S: We named the Hazel M. Johnson Environmental Justice Award after the mother of the environmental justice movement. Everyone should know Hazel M. Johnson's name. Johnson was a Black woman, who despite the odds and people not believing in what a normal person could do, changed a system. That to me, embodies the environmental justice movement. It's the people. People on the ground. The general populace. The award is a 3-year general operating support grant totaling $225,000 ($75,000/year) which is equivalent to allowing an organization to hire a full-time employee. We are getting out of the way. There’s no application process and no reporting paperwork. I have staff who can do that work. We just want to resource organizations that are already doing really great work.

T: Can you tell us about any of the grantees? Or the characteristics you sought out in grantees while trying to clear the deck and put the money where it needs to go?

S: It’s a range of organizations, and they’re all led by People of Color. That is a criterion and an extremely important one. It ranges from organizations that are completely flat structured - small shops that this grant is a life-changing grant - to organizations that are regranting, working on a statewide basis. We have an organization working in Cancer Alley, with longtime environmental justice advocates who fight the petrochemical industry day and night in their communities. To organizations who are working in the Empire, and other parts of California that work with mostly immigrant populations, some undocumented, some documented - populations that politicians may or may not be listening to. We’re really excited about this shift.


"That to me, embodies the environmental justice movement. It's the people. People on the ground. The general populace."


T: It feels like something folks have been calling for in the EGA space for a while. We need to see more of this. People are demanding that we need to make a change, but headlines are still proclaiming "we need to study it." At a time like this, I hear you saying we’re not going to make time to decide whether or not now is the moment we need to effect change.

The Hazel M. Johnson Award is something that means a lot to EGA. At the 2022 Fall Retreat in Chicago, we went to tour Altgeld Gardens with Hazel’s daughter. Residents have not recovered there. They have had a small amount of remediation for intentional toxics exposure and poisoning. The economy is still pretty hard. One of the most shocking things for EGA members who went on the tour was that the community still relies on a single bus on the weekend to take the whole community grocery shopping.

In all of the years when all of that work was done, there were no places to buy food in that community. So it isn’t as if the work is done. And it’s really powerful for you to choose a living, breathing program to support the legacy of a person whose work isn’t done. How do you imagine that other funders could follow this example based on your experience? 

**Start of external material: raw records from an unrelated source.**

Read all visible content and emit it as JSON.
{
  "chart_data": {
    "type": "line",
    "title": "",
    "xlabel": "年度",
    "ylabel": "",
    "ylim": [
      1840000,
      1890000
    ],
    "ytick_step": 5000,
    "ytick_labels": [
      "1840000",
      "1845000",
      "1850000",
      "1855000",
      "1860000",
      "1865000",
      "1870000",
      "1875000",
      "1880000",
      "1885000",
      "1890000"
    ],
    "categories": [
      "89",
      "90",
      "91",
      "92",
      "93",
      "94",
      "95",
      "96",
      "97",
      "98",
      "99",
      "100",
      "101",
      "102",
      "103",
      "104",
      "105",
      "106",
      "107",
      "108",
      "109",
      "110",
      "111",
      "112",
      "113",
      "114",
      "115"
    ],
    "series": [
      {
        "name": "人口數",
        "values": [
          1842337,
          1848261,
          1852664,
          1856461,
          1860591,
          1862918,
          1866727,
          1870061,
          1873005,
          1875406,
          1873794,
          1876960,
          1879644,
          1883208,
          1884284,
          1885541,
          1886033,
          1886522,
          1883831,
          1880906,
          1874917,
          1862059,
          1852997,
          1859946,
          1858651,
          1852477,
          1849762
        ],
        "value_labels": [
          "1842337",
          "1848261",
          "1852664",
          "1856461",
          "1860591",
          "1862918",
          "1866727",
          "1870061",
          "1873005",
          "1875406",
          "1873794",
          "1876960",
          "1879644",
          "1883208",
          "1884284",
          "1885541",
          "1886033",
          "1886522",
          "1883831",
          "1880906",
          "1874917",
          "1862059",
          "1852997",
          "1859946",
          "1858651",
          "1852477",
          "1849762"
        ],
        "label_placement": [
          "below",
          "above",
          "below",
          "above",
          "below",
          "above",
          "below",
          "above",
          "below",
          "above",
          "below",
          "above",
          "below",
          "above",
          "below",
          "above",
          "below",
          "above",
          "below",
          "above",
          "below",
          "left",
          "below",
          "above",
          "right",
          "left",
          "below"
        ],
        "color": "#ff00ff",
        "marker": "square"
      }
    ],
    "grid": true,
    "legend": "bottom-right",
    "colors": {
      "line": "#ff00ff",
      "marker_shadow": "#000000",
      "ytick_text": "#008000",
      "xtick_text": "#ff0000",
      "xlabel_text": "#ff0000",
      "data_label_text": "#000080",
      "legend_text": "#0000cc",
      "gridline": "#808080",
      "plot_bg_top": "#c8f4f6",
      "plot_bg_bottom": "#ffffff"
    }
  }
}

S: I think we all can, especially the smaller and family foundations, have a little bit more flexibility or leeway. Foundations should examine and question their practices. There’s no secret that this sector does not see organizations led by People of Color in the same way. But [People of Color] are in your communities, cities, states. More program staff should spend time on the ground and trust these groups. Some groups might be smaller and they’re only smaller because we refuse to resource them. Consider deploying more general operating support. Look at your entire portfolio. If you’re not supporting frontline groups in organizing, advocacy, and leadership development, then please start. It’s what is absolutely needed. These fights are not short fights. They are long fights, but there is always a community willing to fight.